The video editor takes the raw recorded files from the broadcaster, processes them, and uploads them to YouTube (or whatever).
- No learner (or anyone not staff) video, audio, names, etc. are present in the recordings.
- Good descriptions.
- Removing breaks and other dead time.
- Splitting videos into useful chunks (e.g. per-episode), perhaps equal with the next one:
- Good Table of Contents information so learners can jump to the right spots (this also helps with "good description".)

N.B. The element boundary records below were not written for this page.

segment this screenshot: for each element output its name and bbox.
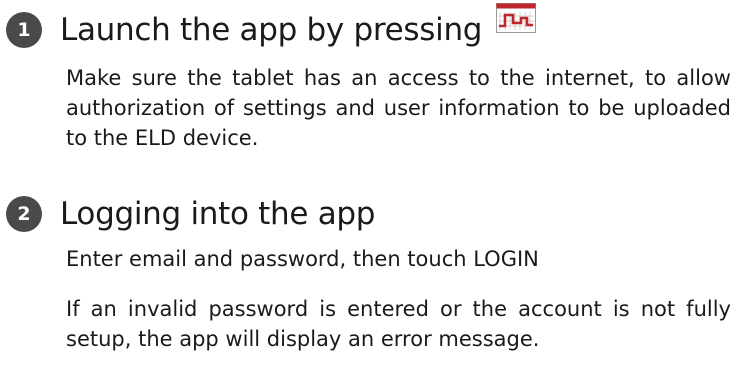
step-title: Logging into the app: [60, 196, 376, 232]
step-2-header: 2 Logging into the app: [6, 192, 375, 236]
instructions-page: { "steps": [ { "number": "1", "title": "…: [0, 0, 753, 383]
step-number-badge: 1: [6, 12, 42, 48]
step-number-badge: 2: [6, 196, 42, 232]
step-title: Launch the app by pressing: [60, 12, 483, 48]
step-1-header: 1 Launch the app by pressing: [6, 3, 537, 52]
eld-app-icon[interactable]: [496, 3, 537, 33]
step-2-instruction: Enter email and password, then touch LOG…: [66, 247, 539, 271]
step-1-description: Make sure the tablet has an access to th…: [66, 66, 731, 150]
step-2-error-note: If an invalid password is entered or the…: [66, 297, 731, 351]
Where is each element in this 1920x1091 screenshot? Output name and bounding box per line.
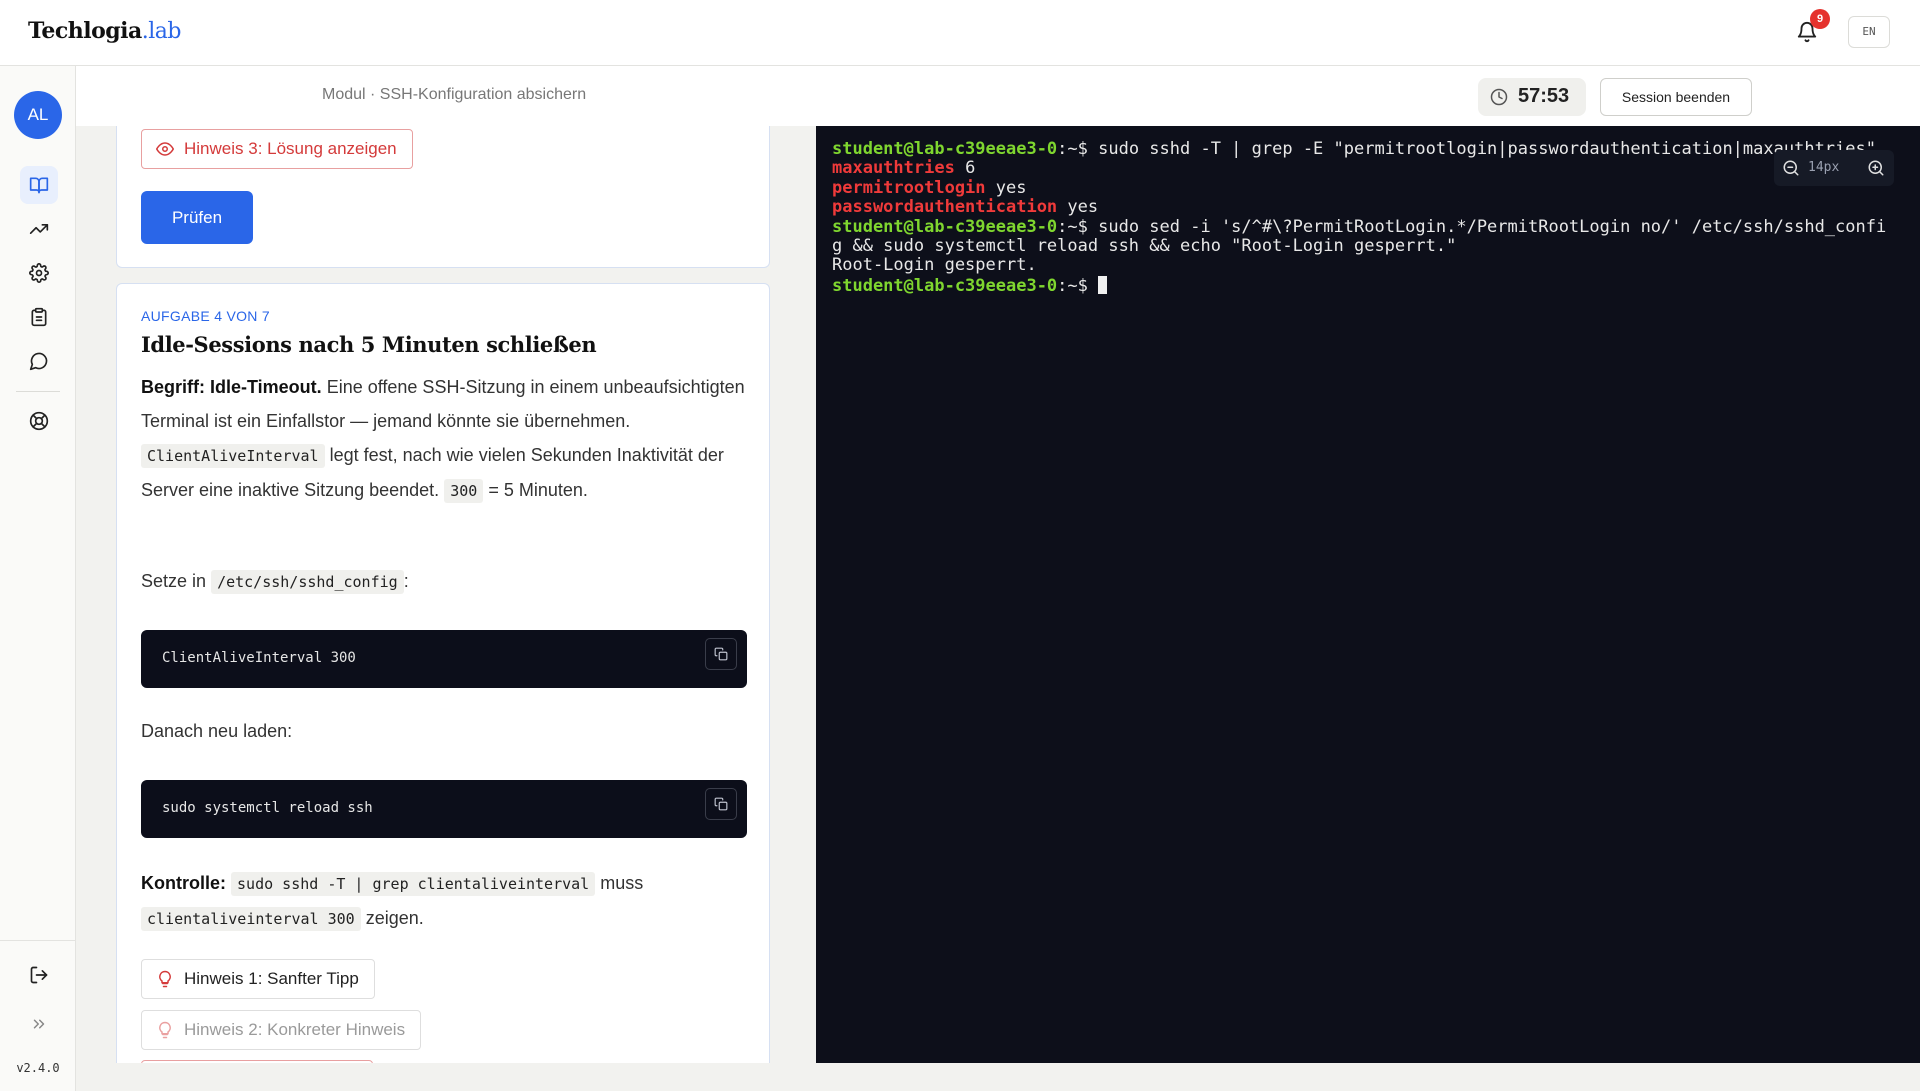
logout-button[interactable] <box>20 956 58 994</box>
control-label: Kontrolle: <box>141 873 226 893</box>
lab-subheader: Modul · SSH-Konfiguration absichern 57:5… <box>76 66 1920 126</box>
hint-1-button[interactable]: Hinweis 1: Sanfter Tipp <box>141 959 375 999</box>
term-label: Begriff: Idle-Timeout. <box>141 377 322 397</box>
code-block-reload-text[interactable]: sudo systemctl reload ssh <box>162 800 373 816</box>
sidebar-item-tasks[interactable] <box>20 298 58 336</box>
task-title: Idle-Sessions nach 5 Minuten schließen <box>141 332 597 357</box>
check-button[interactable]: Prüfen <box>141 191 253 244</box>
terminal-command: sudo sshd -T | grep -E "permitrootlogin|… <box>1098 139 1876 159</box>
lightbulb-icon <box>159 970 171 988</box>
sidebar-item-modules[interactable] <box>20 166 58 204</box>
task-counter: AUFGABE 4 VON 7 <box>141 308 270 324</box>
terminal-prompt-suffix: :~$ <box>1057 275 1099 296</box>
inline-code-clientaliveinterval: ClientAliveInterval <box>141 444 325 468</box>
set-in-prefix: Setze in <box>141 571 207 591</box>
gear-icon <box>29 263 49 283</box>
bottom-strip <box>76 1063 1920 1091</box>
brand-suffix: .lab <box>141 19 182 44</box>
eye-icon <box>156 142 174 156</box>
set-in-suffix: : <box>403 571 409 591</box>
terminal-font-size: 14px <box>1808 160 1840 175</box>
task-intro-text: Begriff: Idle-Timeout. Eine offene SSH-S… <box>141 370 751 508</box>
copy-icon <box>714 647 728 661</box>
copy-icon <box>714 797 728 811</box>
trending-up-icon <box>29 224 49 234</box>
terminal-prompt: student@lab-c39eeae3-0 <box>832 216 1058 237</box>
terminal-output-key: maxauthtries <box>832 158 955 179</box>
terminal-output-key: passwordauthentication <box>832 197 1058 218</box>
terminal-prompt: student@lab-c39eeae3-0 <box>832 139 1058 159</box>
inline-code-control-expected: clientaliveinterval 300 <box>141 907 361 931</box>
inline-code-300: 300 <box>444 479 484 503</box>
hint-2-label: Hinweis 2: Konkreter Hinweis <box>184 1020 406 1039</box>
terminal-output[interactable]: student@lab-c39eeae3-0:~$ sudo sshd -T |… <box>832 139 1887 296</box>
terminal-output-value: yes <box>985 177 1027 198</box>
code-block-reload: sudo systemctl reload ssh <box>141 780 747 838</box>
notification-count-badge: 9 <box>1810 9 1830 29</box>
top-header: Techlogia.lab 9 EN <box>0 0 1920 66</box>
terminal-prompt-suffix: :~$ <box>1057 139 1099 159</box>
control-mid: muss <box>600 873 644 893</box>
task-card: AUFGABE 4 VON 7 Idle-Sessions nach 5 Min… <box>116 283 770 1063</box>
sidebar-item-settings[interactable] <box>20 254 58 292</box>
copy-button[interactable] <box>705 788 737 820</box>
reload-text: Danach neu laden: <box>141 721 293 741</box>
inline-code-control-cmd: sudo sshd -T | grep clientaliveinterval <box>231 872 596 896</box>
control-end: zeigen. <box>365 908 424 928</box>
sidebar-divider <box>16 391 60 392</box>
expand-sidebar-button[interactable] <box>20 1005 58 1043</box>
book-open-icon <box>29 177 49 194</box>
brand-logo[interactable]: Techlogia.lab <box>28 18 182 44</box>
end-session-button[interactable]: Session beenden <box>1600 78 1752 116</box>
sidebar-bottom-divider <box>0 940 76 941</box>
copy-button[interactable] <box>705 638 737 670</box>
previous-task-card: Hinweis 3: Lösung anzeigen Prüfen <box>116 126 770 268</box>
sidebar-item-help[interactable] <box>20 402 58 440</box>
brand-name: Techlogia <box>28 18 142 44</box>
language-switch-button[interactable]: EN <box>1848 16 1890 48</box>
terminal-panel[interactable]: student@lab-c39eeae3-0:~$ sudo sshd -T |… <box>816 126 1920 1063</box>
terminal-command: sudo sed -i 's/^#\?PermitRootLogin.*/Per… <box>1098 216 1887 237</box>
logout-icon <box>30 966 48 984</box>
chevrons-right-icon <box>33 1019 45 1029</box>
timer-value: 57:53 <box>1518 85 1570 107</box>
terminal-prompt-suffix: :~$ <box>1057 216 1099 237</box>
code-block-config-text[interactable]: ClientAliveInterval 300 <box>162 650 356 666</box>
sidebar-item-progress[interactable] <box>20 210 58 248</box>
control-text: Kontrolle: sudo sshd -T | grep clientali… <box>141 866 751 936</box>
hint-3-label: Hinweis 3: Lösung anzeigen <box>184 139 397 158</box>
zoom-out-icon[interactable] <box>1782 159 1800 177</box>
terminal-output-value: yes <box>1057 197 1099 218</box>
terminal-output-value: 6 <box>954 158 976 179</box>
terminal-font-zoom: 14px <box>1774 150 1894 186</box>
clipboard-icon <box>31 307 47 327</box>
clock-icon <box>1490 88 1508 106</box>
sidebar-rail: AL v2.4.0 <box>0 66 76 1091</box>
instructions-panel[interactable]: Hinweis 3: Lösung anzeigen Prüfen AUFGAB… <box>76 126 794 1063</box>
intro-text-3: = 5 Minuten. <box>488 480 588 500</box>
breadcrumb: Modul · SSH-Konfiguration absichern <box>322 86 587 103</box>
terminal-output-key: permitrootlogin <box>832 177 986 198</box>
lightbulb-icon <box>159 1021 171 1039</box>
sidebar-item-chat[interactable] <box>20 342 58 380</box>
life-buoy-icon <box>29 411 49 431</box>
inline-code-config-path: /etc/ssh/sshd_config <box>211 570 404 594</box>
terminal-cursor <box>1098 275 1108 294</box>
set-in-text: Setze in /etc/ssh/sshd_config: <box>141 564 751 599</box>
terminal-output-line: Root-Login gesperrt. <box>832 255 1037 276</box>
terminal-command-wrap: g && sudo systemctl reload ssh && echo "… <box>832 236 1457 257</box>
app-version: v2.4.0 <box>16 1061 60 1075</box>
hint-2-button[interactable]: Hinweis 2: Konkreter Hinweis <box>141 1010 422 1050</box>
code-block-config: ClientAliveInterval 300 <box>141 630 747 688</box>
terminal-prompt: student@lab-c39eeae3-0 <box>832 275 1058 296</box>
zoom-in-icon[interactable] <box>1867 159 1885 177</box>
message-circle-icon <box>29 352 48 371</box>
avatar[interactable]: AL <box>14 91 62 139</box>
session-timer: 57:53 <box>1478 78 1586 116</box>
hint-3-button[interactable]: Hinweis 3: Lösung anzeigen <box>141 129 413 169</box>
hint-1-label: Hinweis 1: Sanfter Tipp <box>184 969 359 988</box>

Modern livestream courses produce videos without any learners in
them. In this case, using
https://github.com/coderefinery/ffmpeg-editlist is sufficient. Look
at that repo for instructions. As an example, check out
https://github.com/AaltoSciComp/video-editlists-asc for some past
workshops. For example, kickstart-2022-winter.yaml
is a
reasonable starting point to copy.
It's our standard to have these videos on YouTube by the same evening the course is held. It may be hard, but it's better to reduce the quality to make it happen quickly than wait a while to get it perfect (otherwise it might not happen at all).
If learners may be in the recordings, they need detailed checking before they can be posted. See :doc:`video-checking` for the preparation work and :doc:`video-editing` for the processing work.
In practice, if things are recorded this way, they are almost never released because it is too much work and it never gets done.